Some of us were raised in church and walked out. Some of us never walked in. All of us still want a way to think about purpose, mortality, ethics, and the people we're trying to be. This circle is for honest conversation without doctrine and without the easy atheism that just dismisses every tradition our grandmothers carried.
This circle is for brothers who do not hold a formal religious affiliation but are taking the questions of meaning, mortality, and ethics seriously. We are agnostic, atheist, lapsed-religious, spiritual-but-not-religious, philosophically curious, or quietly working out our own frame. The label matters less than the work. The work is the same work the faith traditions do — what is this life for, how do we live it well, how do we face the end of it — done without a formal scaffold to lean on.
The brothers in this room are not united by hostility to religion. Many of us came up in faith communities that shaped us, even as we no longer practice. Many of us remain in some formal relationship with a tradition — we attend services for family reasons, we keep cultural observances, we have a regard for the texts we no longer treat as final. The circle does not require any particular stance toward religion. It requires that we do the work of meaning-making honestly.
We read together. The Stoic texts come up — they are useful and brothers in this room have made daily practice of them. Existentialist writing comes up — Camus, Sartre, the Black existentialist tradition. African philosophy comes up — ubuntu, the various indigenous philosophical traditions that are not always called philosophy in the Western academic sense but are exactly that. Buddhist writing comes up. Modern secular ethics comes up. The point is not to rank traditions; the point is to use them.
We talk about practical questions. How to handle mortality without a story of an afterlife to hold. How to mark milestone moments — births, deaths, marriages, transitions — without a religious framework. How to raise children in moral seriousness without religious formation. How to handle disagreements with religious family members in a way that respects their faith and your own non-faith. How to grieve, which is the hardest question for most brothers without a religious frame.

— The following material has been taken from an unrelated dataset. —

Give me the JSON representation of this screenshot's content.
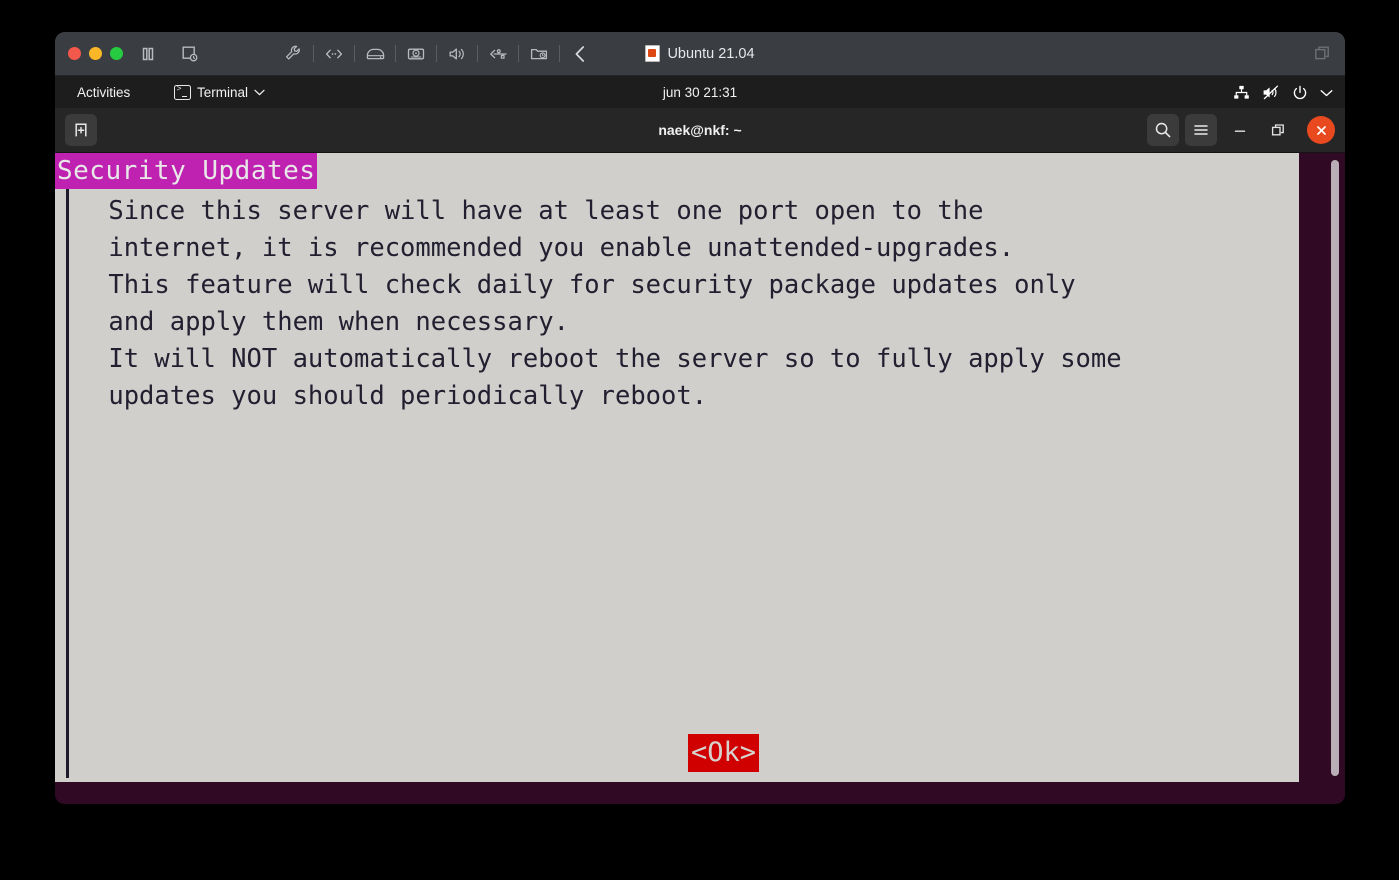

We talk about the ethical questions that the religious traditions handled and that we now have to handle ourselves. The treatment of strangers. The duty to elders. The treatment of those who have less than we do. The hard ethical questions in our work lives and family lives. The questions of forgiveness, of accountability, of right speech. Some of us draw on the religious traditions we grew up in for their accumulated wisdom on these questions, even when we no longer accept the metaphysics that wrapped the wisdom. The room respects that move.
Meditation and contemplative practice come up. Some brothers in this room have a daily sitting practice rooted in Buddhist or Stoic tradition. Some have a journaling practice. Some have built their own practice from elements they found useful. Some have not built a practice and are exploring whether they need one. The circle helps brothers think clearly about what kind of practice fits the life they are actually living.
We talk about the question of community without a religious institution. The faith traditions provide a ready-made community structure. Brothers without a faith tradition often have to build community more deliberately. The circle is one piece of that for many brothers; their friendship circles, family relationships, civic engagements, and intentional friend groups are the rest. We talk about how to build and keep those structures.
A particular conversation that recurs is the relationship between a brother's non-faith and his religious family of origin. For many of us, our parents are deeply religious and our own departure from the faith carries a weight that is partly theirs to hold and partly ours. The circle does not solve that for anyone. It does hold space for the work of it.
Pinned threads include a reading thread that is updated regularly, a thread on grief without a religious framework, a thread on raising morally serious children without religious formation, a thread on contemplative practice outside any tradition, and a thread for brothers in mixed marriages where their partner is religious and they are not. Read what is useful. Post when you are ready.